When a dog is diagnosed with cancer, a successful outcome of treatment is dependent on the cancer being detected early enough before a tumor has spread throughout the body. Unfortunately, at a late stage the cancer can’t be controlled and the prospect for recovery is poor. At this point, controlling cancer pain in the dog involves nothing more than administering a pain medication and making the dog as comfortable as possible.
During the several stages of cancer, a dog may be in pain, although in the beginning stages a dog is unlikely to suffer from much pain. When a tumor starts to grow inside the dog’s body, it may press against its internal organs or bones and cause a lot of pain.
“Stages” and “Grades” of cancer are theoretically close in meaning, but they are not the same. The stage of a tumor usually refers to how far along it is. To determine the stage of a dog’s tumor, a veterinarian will look at the size of the tumor, the number of tumors, and whether the cancer cells have invaded the bloodstream where they can travel to other sites in the body.
A late stage tumor, or late stage cancer, usually means the cancer has advanced to the point where it is more difficult to cure or treat the cancer and force it into long term remission.
An early stage tumor or early stage cancer means that the cancer has not progressed very far along.
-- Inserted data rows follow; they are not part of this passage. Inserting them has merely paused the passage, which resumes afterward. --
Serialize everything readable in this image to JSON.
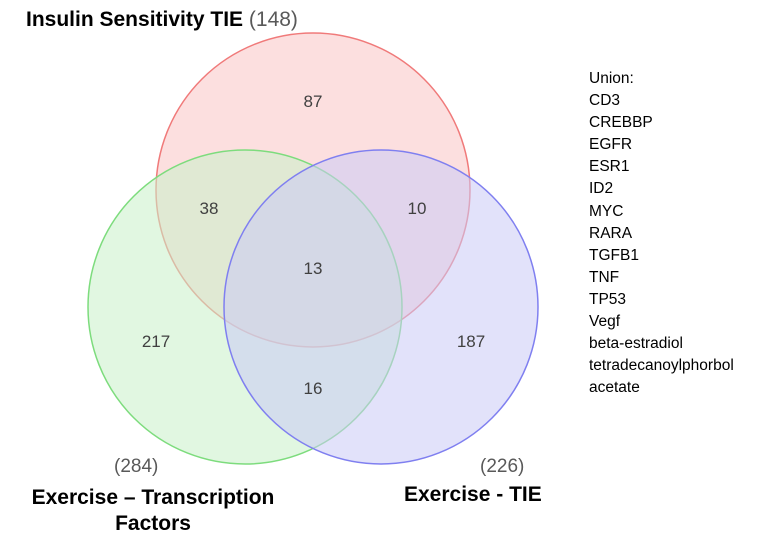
{
  "sets": {
    "insulin": {
      "title": "Insulin Sensitivity TIE",
      "count": "(148)",
      "color": "#f07a7a",
      "fill": "#f9c4c4"
    },
    "transcription": {
      "title_line1": "Exercise – Transcription",
      "title_line2": "Factors",
      "count": "(284)",
      "color": "#7ddc7d",
      "fill": "#c8f0c8"
    },
    "exercise_tie": {
      "title": "Exercise - TIE",
      "count": "(226)",
      "color": "#7f7ff0",
      "fill": "#cacaf6"
    }
  },
  "regions": {
    "insulin_only": "87",
    "insulin_transcription": "38",
    "insulin_exercise_tie": "10",
    "all_three": "13",
    "transcription_only": "217",
    "exercise_tie_only": "187",
    "transcription_exercise_tie": "16"
  },
  "union": {
    "heading": "Union:",
    "items": [
      "CD3",
      "CREBBP",
      "EGFR",
      "ESR1",
      "ID2",
      "MYC",
      "RARA",
      "TGFB1",
      "TNF",
      "TP53",
      "Vegf",
      "beta-estradiol",
      "tetradecanoylphorbol",
      "acetate"
    ]
  }
}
Usually these types of cancers are found in only one site of a dog’s body and have not spread to any other parts of the body and are located only where the tumor or cancerous cells were found.
The grade of a cancer describes how aggressive it is. A low grade cancer is one that is not very aggressive, whereas a high grade cancer is much more aggressive. Aggressive cancers grow quickly, invading the area around the tumor, or they enter the dog’s bloodstream and spread to other parts of the body.
Pain medication can help lower the pain and suffering of cancer, and the decision of when to administer medication has to be determined by a veterinarian.
The most common pain medication prescribed for dogs with cancer are analgesics and non-steroidal anti-inflammatories (NSAIDs). Depending upon the severity and spread of the cancer, a vet may also prescribe steroids. The main difference between NSAIDs and analgesics is that NSAIDs are able to control the pain and also reduce swelling. Common NSAIDs include aspirin or Rimadyl (generic name caprofen). Analgesics prescribed to dogs with cancer include tramadol and fentanyl.
In the last stages of cancer, when there is not much that can be done to help the dog, pain relief medications may be the only treatment a vet administers. Opiates are prescribed in these cases as the NSAIDs or analgesics are no longer effective for the intensive pain.
Radiation Therapy is also used to help manage pain in dogs with severe cases of cancer. Radiation therapy is administered on a regular schedule and will help relieve the dog’s pain, but it won’t remove cancerous cells and cannot stop their further growth. Radiation therapy is usually only recommended during the last phases of cancer when there is not much that can be done to help the dog.
Human pain medication should NEVER be given to dogs with cancer. Human medications usually include toxic ingredients that damage a dog’s liver and kidneys.